Estimated impact surface for the implementation beads (gm-s47n.11, gm-s47n.12). Concrete file:line will be refined in those beads’ PR descriptions; this is for design-review sizing.

FileChange
internal/adapter/native/end.go:34Branch on bead-done vs end-session; preserve pane on the former
internal/adapter/native/start.go:140-204Pane-reuse path validates SessionReady source session
internal/adapter/native/state_events.go:22Handle bead-done token → SessionReady
internal/adapter/native/recycle.goNEW: implement RecycleSession per §5.2
internal/adapter/native/reaper.goNEW: idle-ceiling reaper goroutine (§4.4)
internal/adapter/native/preamble/Re-deliver preamble on recycle
cmd/gemba-bridge/state.goAccept bead-done token
cmd/gemba-state/main.goAdd bead-done subcommand
core/orchestration.goAdd RecycleSession(ctx, sessionID) to OrchestrationPlaneAdaptor (optional capability)
core/state.goNo change (SessionReady already exists at line 411)
internal/server/sessions.goNew /api/pools handler; existing /api/sessions paths unchanged
internal/server/pools.goNEW: pool state read endpoint (§10.1)
internal/cli/serve.go:234Construct + Run the daemon when pool.size > 0
internal/server/autodispatch_wire.goNEW: implement the four daemon adapter interfaces (§6)
internal/config/serve.goNew [pool.*] config schema
docs/design/work-planning.mdCross-reference this doc from §6.2 (forward-link)
Schema migrationNEW: session_recycles table (§10.3)

Net new files: ~6. Touched existing files: ~10. Estimated total LOC: 800–1200 across both implementation beads (gm-s47n.11 ~600, gm-s47n.12 ~400) plus tests.
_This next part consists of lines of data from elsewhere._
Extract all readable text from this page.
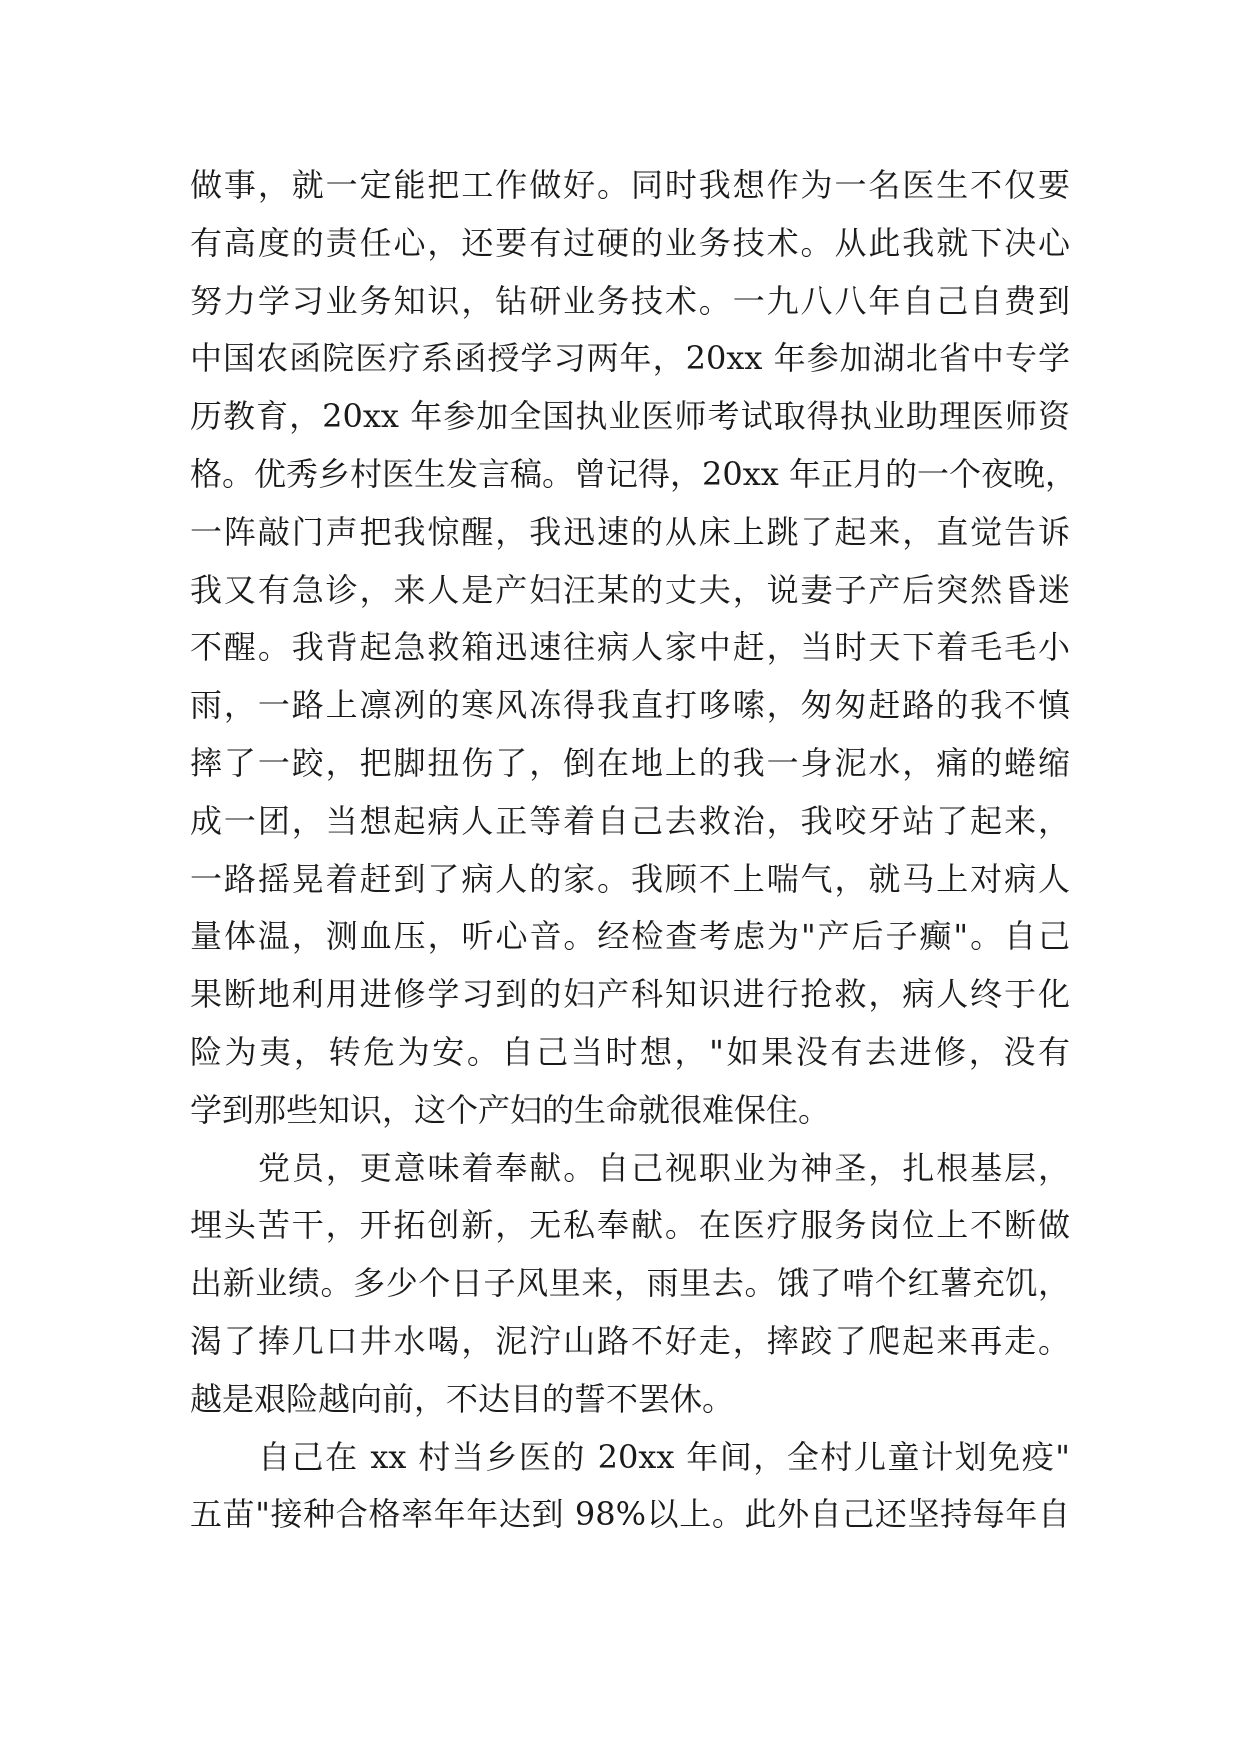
做事，就一定能把工作做好。同时我想作为一名医生不仅要
有高度的责任心，还要有过硬的业务技术。从此我就下决心
努力学习业务知识，钻研业务技术。一九八八年自己自费到
中国农函院医疗系函授学习两年，20xx 年参加湖北省中专学
历教育，20xx 年参加全国执业医师考试取得执业助理医师资
格。优秀乡村医生发言稿。曾记得，20xx 年正月的一个夜晚，
一阵敲门声把我惊醒，我迅速的从床上跳了起来，直觉告诉
我又有急诊，来人是产妇汪某的丈夫，说妻子产后突然昏迷
不醒。我背起急救箱迅速往病人家中赶，当时天下着毛毛小
雨，一路上凛冽的寒风冻得我直打哆嗦，匆匆赶路的我不慎
摔了一跤，把脚扭伤了，倒在地上的我一身泥水，痛的蜷缩
成一团，当想起病人正等着自己去救治，我咬牙站了起来，
一路摇晃着赶到了病人的家。我顾不上喘气，就马上对病人
量体温，测血压，听心音。经检查考虑为"产后子癫"。自己
果断地利用进修学习到的妇产科知识进行抢救，病人终于化
险为夷，转危为安。自己当时想，"如果没有去进修，没有
学到那些知识，这个产妇的生命就很难保住。
党员，更意味着奉献。自己视职业为神圣，扎根基层，
埋头苦干，开拓创新，无私奉献。在医疗服务岗位上不断做
出新业绩。多少个日子风里来，雨里去。饿了啃个红薯充饥，
渴了捧几口井水喝，泥泞山路不好走，摔跤了爬起来再走。
越是艰险越向前，不达目的誓不罢休。
自己在 xx 村当乡医的 20xx 年间，全村儿童计划免疫"
五苗"接种合格率年年达到 98%以上。此外自己还坚持每年自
Architect resolutions captured (2026-04-29):

  • Pool key is (rig, persona) — persona is the right granularity
  • Lazy pool growth (not eager) is the default
  • bead-done is autonomous from the agent (not polled by gemba)
  • Recycle refuses on dirty worktree — cleanliness invariant enforced upstream by the bead-done skill (§5.4)
  • MaxParallel clamp with WARN; reserved_for_manual = 1 default; documentation required in TOML comments + user guide + banner
  • Migration phase 0 = zero delta from today’s main
  • Cold-start grace = 1 bead (not time-based)
  • Auto-dispatch floor = per-pool with rig-level default cascade
  • Manual-end gets two SPA verbs: End (slot teardown) + Recycle (in-place §5.2)
  • Persona routing = three-layer cascade (default → kind table → bead extras override)
  • Auto-commit message is deterministic with §5.4.1 marker

All §12 questions resolved. Status: ratified.